Karena tidak sabar menanti pulangnya Leng Si, maka Coa-pangcu mengajak suhu dan subonya untuk menyusul dengan kendaraan kereta.

Setelah tiba di Nan-king, kedua orang tawanan itu diserahkan kepada regu pasukan pemerintah untuk dibawa ke markas atau benteng dan dihadapkan kepada Shu-Ciangkun yang oleh Yauw-Ciangkun memang diserahkan tugas untuk mengatur keadaan di Nan-king dan sekitarnya, bukan hanya untuk membasmi gerombolan penjahat, akan tetapi terutama sekali para pemberontak.

Cu Goan Ciang atau Hung Wu dibawa ke dalam benteng dan dimasukkan ke dalam kamar tahanan secara terpisah, walaupun bersebelahan. Mereka tidak mendapat kesempatan untuk saling bicara. Kini, Hung Wu yang dibelenggu kaki tangannya, duduk bersanding dinding kamar tahanan. Dia tahu bahwa dia menghadapi ancaman maut. Dia tidak takut, hanya merasa menyesal mengapa semua usahanya gagal dan kini dia tidak mempunyai kesempatan lagi untuk berbuat sesuatu untuk negara dan bangsanya. Semua cita-citanya kandas dan hancur.

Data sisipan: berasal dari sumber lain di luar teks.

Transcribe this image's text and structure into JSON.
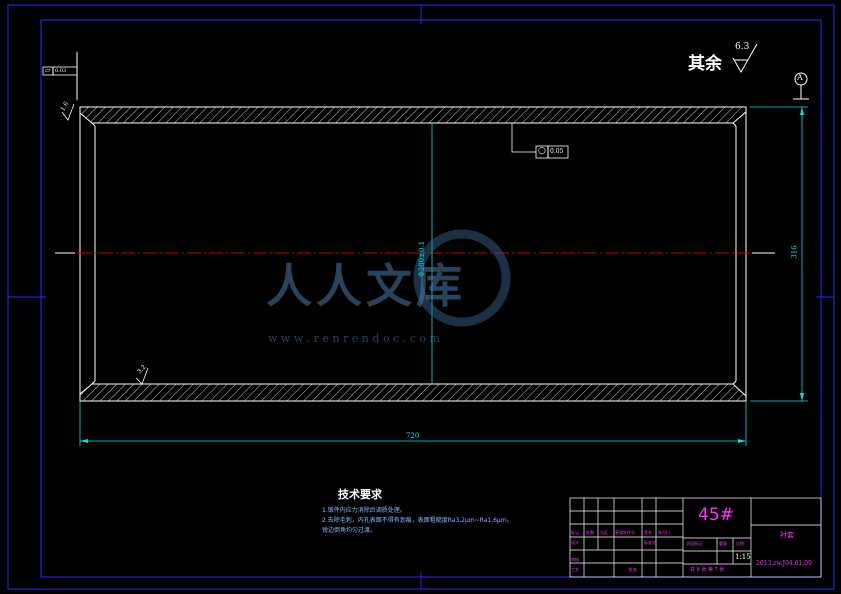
{
  "surface_roughness": {
    "label": "其余",
    "value": "6.3"
  },
  "datum": {
    "label": "A"
  },
  "flatness_frame": {
    "symbol": "⏥",
    "value": "0.03"
  },
  "roundness_frame": {
    "symbol": "○",
    "value": "0.05"
  },
  "roughness_inner": "3.2",
  "roughness_chamfer": "1.6",
  "dimensions": {
    "length": "720",
    "outer_diameter": "316",
    "inner_diameter": "Φ280±0.1"
  },
  "tech_requirements": {
    "title": "技术要求",
    "items": [
      "1.锻件内应力消除后调质处理。",
      "2.去除毛刺，内孔表面不得有划痕，表面粗糙度Ra3.2μm~Ra1.6μm。",
      "  锐边倒角均匀过渡。"
    ]
  },
  "title_block": {
    "material": "45#",
    "part_name": "衬套",
    "drawing_no": "2013.zw.J04.01.09",
    "scale": "1:15",
    "sheet": "共 9 张 第 7 张",
    "labels": [
      "标记",
      "处数",
      "分区",
      "更改文件号",
      "签名",
      "年月日",
      "设计",
      "标准化",
      "审核",
      "工艺",
      "批准",
      "阶段标记",
      "重量",
      "比例"
    ]
  },
  "watermark": {
    "brand": "人人文库",
    "url": "w w w . r e n r e n d o c . c o m"
  },
  "colors": {
    "outline": "#ffffff",
    "dimension": "#00e5e5",
    "centerline": "#d00000",
    "frame": "#2020ff",
    "accent": "#ff00ff"
  }
}
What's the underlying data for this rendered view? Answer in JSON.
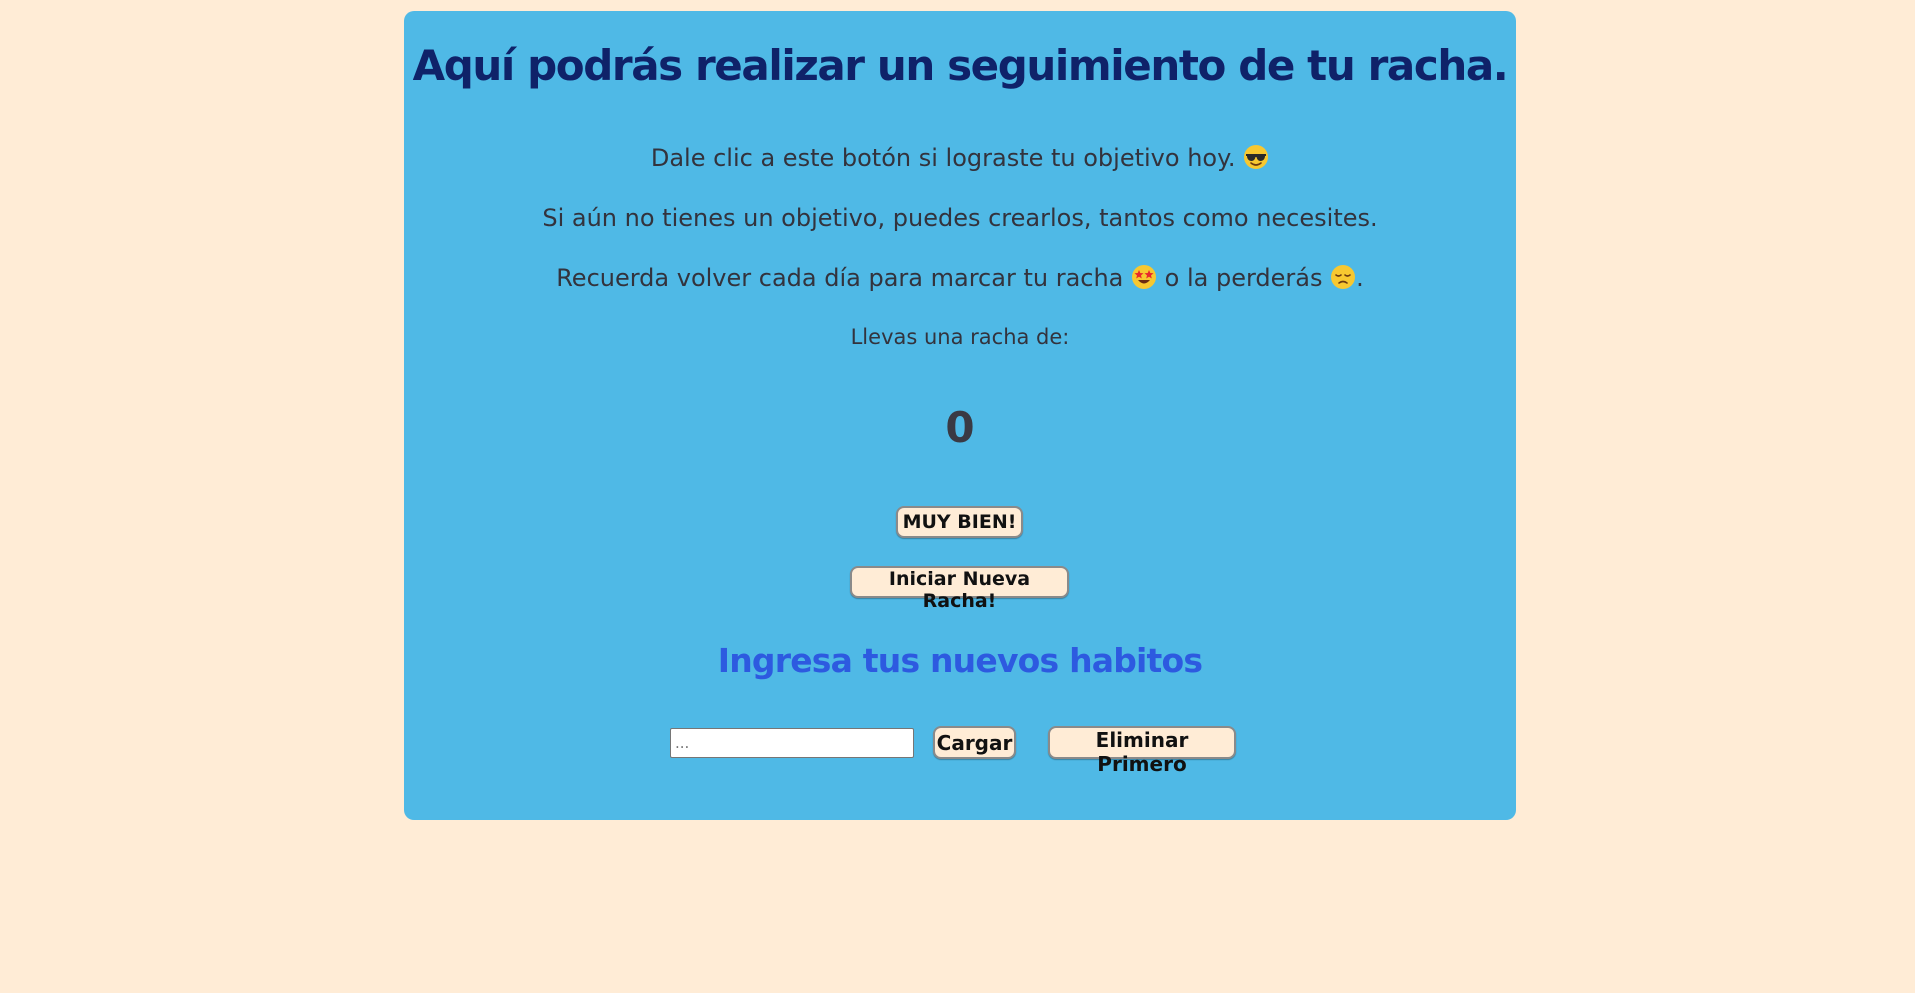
{
  "main": {
    "title": "Aquí podrás realizar un seguimiento de tu racha.",
    "intro_line1": "Dale clic a este botón si lograste tu objetivo hoy.",
    "intro_line1_emoji": "sunglasses-emoji",
    "intro_line2": "Si aún no tienes un objetivo, puedes crearlos, tantos como necesites.",
    "intro_line3_part1": "Recuerda volver cada día para marcar tu racha",
    "intro_line3_emoji1": "star-struck-emoji",
    "intro_line3_part2": "o la perderás",
    "intro_line3_emoji2": "sad-emoji",
    "intro_line3_end": ".",
    "streak_label": "Llevas una racha de:",
    "streak_value": "0",
    "done_button": "MUY BIEN!",
    "new_streak_button": "Iniciar Nueva Racha!"
  },
  "habits": {
    "heading": "Ingresa tus nuevos habitos",
    "input_placeholder": "...",
    "input_value": "",
    "add_button": "Cargar",
    "remove_first_button": "Eliminar Primero"
  },
  "colors": {
    "page_background": "#ffecd6",
    "card_background": "#4fb9e6",
    "title": "#0f2269",
    "subtitle": "#2d5ae0",
    "button_background": "#ffecd6"
  }
}
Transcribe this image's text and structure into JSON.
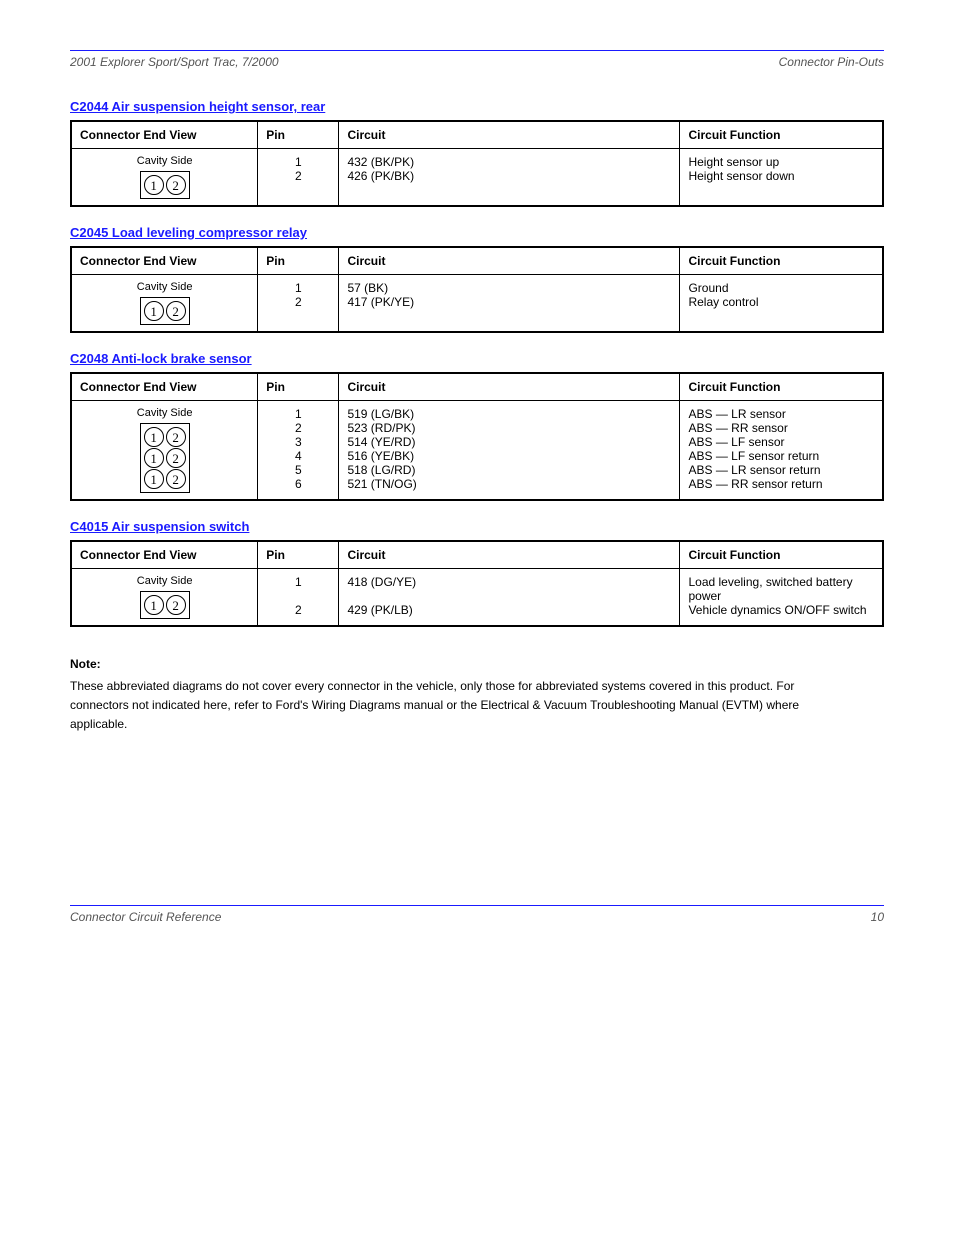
{
  "header": {
    "left": "2001 Explorer Sport/Sport Trac, 7/2000",
    "right": "Connector Pin-Outs"
  },
  "footer": {
    "left": "Connector Circuit Reference",
    "right": "10"
  },
  "sections": [
    {
      "title": "C2044 Air suspension height sensor, rear",
      "headers": [
        "Connector End View",
        "Pin",
        "Circuit",
        "Circuit Function"
      ],
      "rows": [
        {
          "cav_rows": 1,
          "cav_label": "Cavity Side",
          "pin": "1\n2",
          "circuit": "432 (BK/PK)\n426 (PK/BK)",
          "func": "Height sensor up\nHeight sensor down"
        }
      ]
    },
    {
      "title": "C2045 Load leveling compressor relay",
      "headers": [
        "Connector End View",
        "Pin",
        "Circuit",
        "Circuit Function"
      ],
      "rows": [
        {
          "cav_rows": 1,
          "cav_label": "Cavity Side",
          "pin": "1\n2",
          "circuit": "57 (BK)\n417 (PK/YE)",
          "func": "Ground\nRelay control"
        }
      ]
    },
    {
      "title": "C2048 Anti-lock brake sensor",
      "headers": [
        "Connector End View",
        "Pin",
        "Circuit",
        "Circuit Function"
      ],
      "rows": [
        {
          "cav_rows": 3,
          "cav_label": "Cavity Side",
          "pin": "1\n2\n3\n4\n5\n6",
          "circuit": "519 (LG/BK)\n523 (RD/PK)\n514 (YE/RD)\n516 (YE/BK)\n518 (LG/RD)\n521 (TN/OG)",
          "func": "ABS — LR sensor\nABS — RR sensor\nABS — LF sensor\nABS — LF sensor return\nABS — LR sensor return\nABS — RR sensor return"
        }
      ]
    },
    {
      "title": "C4015 Air suspension switch",
      "headers": [
        "Connector End View",
        "Pin",
        "Circuit",
        "Circuit Function"
      ],
      "rows": [
        {
          "cav_rows": 1,
          "cav_label": "Cavity Side",
          "pin": "1\n\n2",
          "circuit": "418 (DG/YE)\n\n429 (PK/LB)",
          "func": "Load leveling, switched battery power\nVehicle dynamics ON/OFF switch"
        }
      ]
    }
  ],
  "note": {
    "title": "Note:",
    "body": "These abbreviated diagrams do not cover every connector in the vehicle, only those for abbreviated systems covered in this product. For connectors not indicated here, refer to Ford's Wiring Diagrams manual or the Electrical & Vacuum Troubleshooting Manual (EVTM) where applicable."
  }
}
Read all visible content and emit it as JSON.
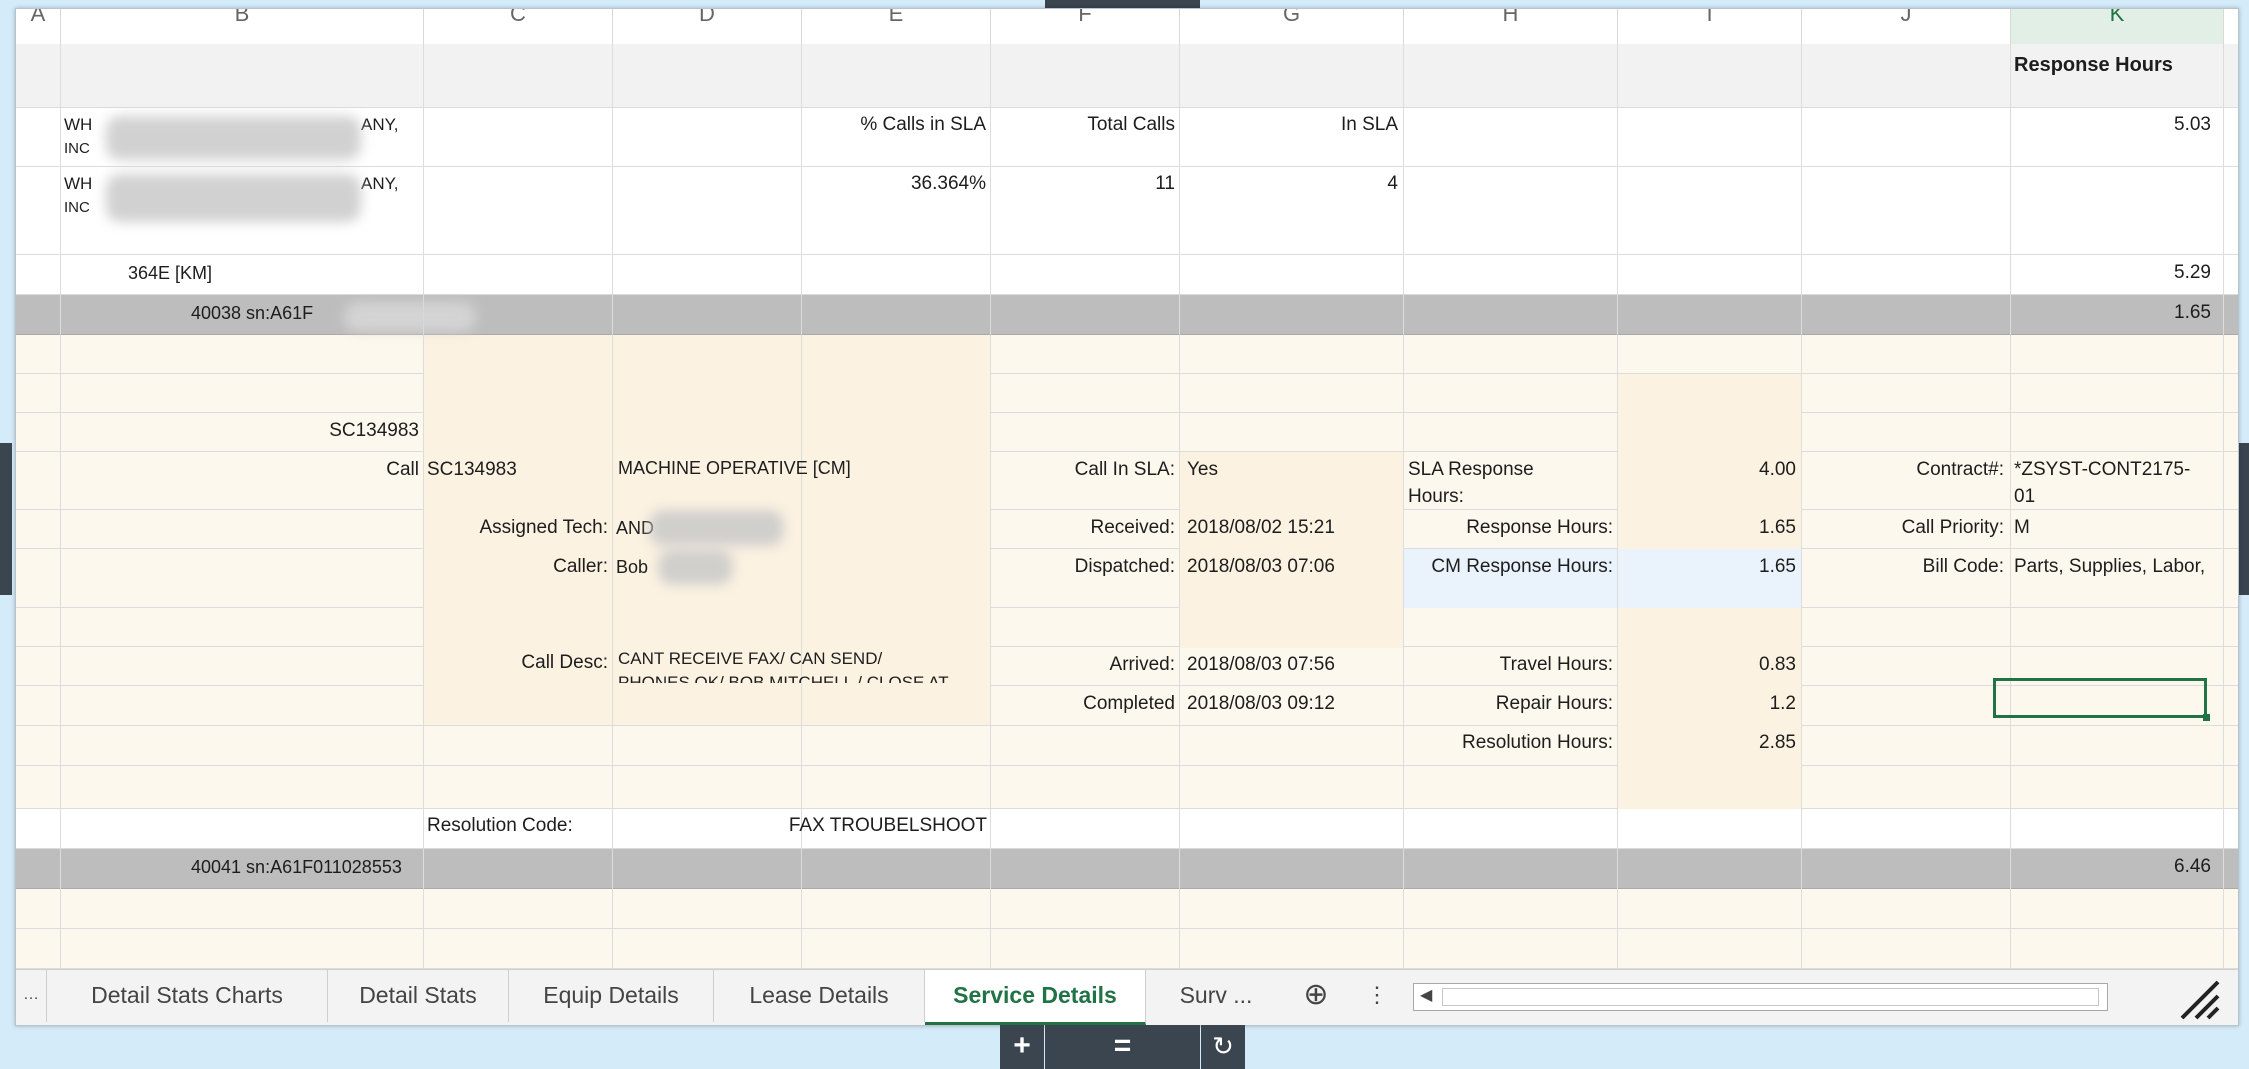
{
  "columns": [
    "A",
    "B",
    "C",
    "D",
    "E",
    "F",
    "G",
    "H",
    "I",
    "J",
    "K"
  ],
  "header": {
    "response_hours": "Response Hours"
  },
  "rows": {
    "r2": {
      "company": "WH",
      "company_end": "ANY,",
      "inc": "INC",
      "pct_label": "% Calls in SLA",
      "total_label": "Total Calls",
      "insla_label": "In SLA",
      "k": "5.03"
    },
    "r3": {
      "company": "WH",
      "company_end": "ANY,",
      "inc": "INC",
      "pct": "36.364%",
      "total": "11",
      "insla": "4"
    },
    "r4": {
      "label": "364E [KM]",
      "k": "5.29"
    },
    "r5": {
      "label": "40038  sn:A61F",
      "k": "1.65"
    },
    "sc_id": "SC134983",
    "detail": {
      "call_label": "Call",
      "call_value": "SC134983",
      "status": "MACHINE OPERATIVE [CM]",
      "tech_label": "Assigned Tech:",
      "tech_value": "AND",
      "caller_label": "Caller:",
      "caller_value": "Bob",
      "desc_label": "Call Desc:",
      "desc_line1": "CANT RECEIVE FAX/ CAN SEND/",
      "desc_line2": "PHONES OK/ BOB MITCHELL / CLOSE AT",
      "insla_label": "Call In SLA:",
      "insla_value": "Yes",
      "received_label": "Received:",
      "received_value": "2018/08/02 15:21",
      "dispatched_label": "Dispatched:",
      "dispatched_value": "2018/08/03 07:06",
      "arrived_label": "Arrived:",
      "arrived_value": "2018/08/03 07:56",
      "completed_label": "Completed",
      "completed_value": "2018/08/03 09:12",
      "sla_resp_label1": "SLA Response",
      "sla_resp_label2": "Hours:",
      "sla_resp_value": "4.00",
      "resp_label": "Response Hours:",
      "resp_value": "1.65",
      "cm_resp_label": "CM Response Hours:",
      "cm_resp_value": "1.65",
      "travel_label": "Travel Hours:",
      "travel_value": "0.83",
      "repair_label": "Repair Hours:",
      "repair_value": "1.2",
      "resolution_label": "Resolution Hours:",
      "resolution_value": "2.85",
      "contract_label": "Contract#:",
      "contract_value1": "*ZSYST-CONT2175-",
      "contract_value2": "01",
      "priority_label": "Call Priority:",
      "priority_value": "M",
      "bill_label": "Bill Code:",
      "bill_value": "Parts, Supplies, Labor,"
    },
    "res_code_label": "Resolution Code:",
    "res_code_value": "FAX TROUBELSHOOT",
    "r_next": {
      "label": "40041  sn:A61F011028553",
      "k": "6.46"
    }
  },
  "tabs": [
    "Detail Stats Charts",
    "Detail Stats",
    "Equip Details",
    "Lease Details",
    "Service Details",
    "Surv ..."
  ],
  "active_tab": "Service Details",
  "bottom_controls": {
    "add": "+",
    "menu": "=",
    "refresh": "↻"
  },
  "colors": {
    "accent": "#217346",
    "grey_row": "#bdbdbd",
    "cream": "#fdf8ee"
  }
}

Dia memang bodoh, sesalnya kepada diri sendiri. Terlalu memandang rendah kepada lawan sehingga bukan dia berhasil membunuh ketua Hek I Kaipang, bahkan dia yang tertawan, dan dia pula yang menyebabkan Yen Yen ikut tertawan. Akan tetapi, satu hal yang membuat dia paling penasaran adalah keadaannya supeknya, Bouw In Hwesio. Menurut suhunya, yaitu Lauw In Hwesio, supeknya itu seorang hwesio perantau yang bijaksana. Pada umumnya, para pendekar Siauw-lim-pai tidak suka kepada penjajah Mongol walaupun mereka tidak berdaya. Akan tetapi kenapa Bouw In Hwesio itu agaknya menjadi antek orang Mongol?

Memang aneh keadaan bekas tokoh Siauw-lim-pai itu. Memang dahulu dia dikenal sebagai seorang hwesio perantau yang bijaksana dan gagah perkasa. Akan tetapi, apa yang telah terjadi dua tida tahun yang lalu telah mengubah jalan hidupnya sama sekali.

Hampir tiga tahun yang lalu dia merantau sampai ke daerah Secuan, menyusuri sepanjang sungai Yang-ce. Pada suatu senja, ketika dia mendayung sebuah perahu kecil sederhana yang dibelinya dari seorang nelayan, tiba-tiba dia mendengar jerit seorang wanita di pantai yang sunyi dan penuh semak belukar itu. Mendengar jeritan ini, Bouw In Hwesio cepat mendayung perahunya ke tepi sungai dan sambil memegang ujung tali perahu, dia meloncat ke darat.

Setelah mengikatkan tali itu pada sebatang pohon, dia cepat berlari ke arah suara jeritan yang kini terdengar lagi.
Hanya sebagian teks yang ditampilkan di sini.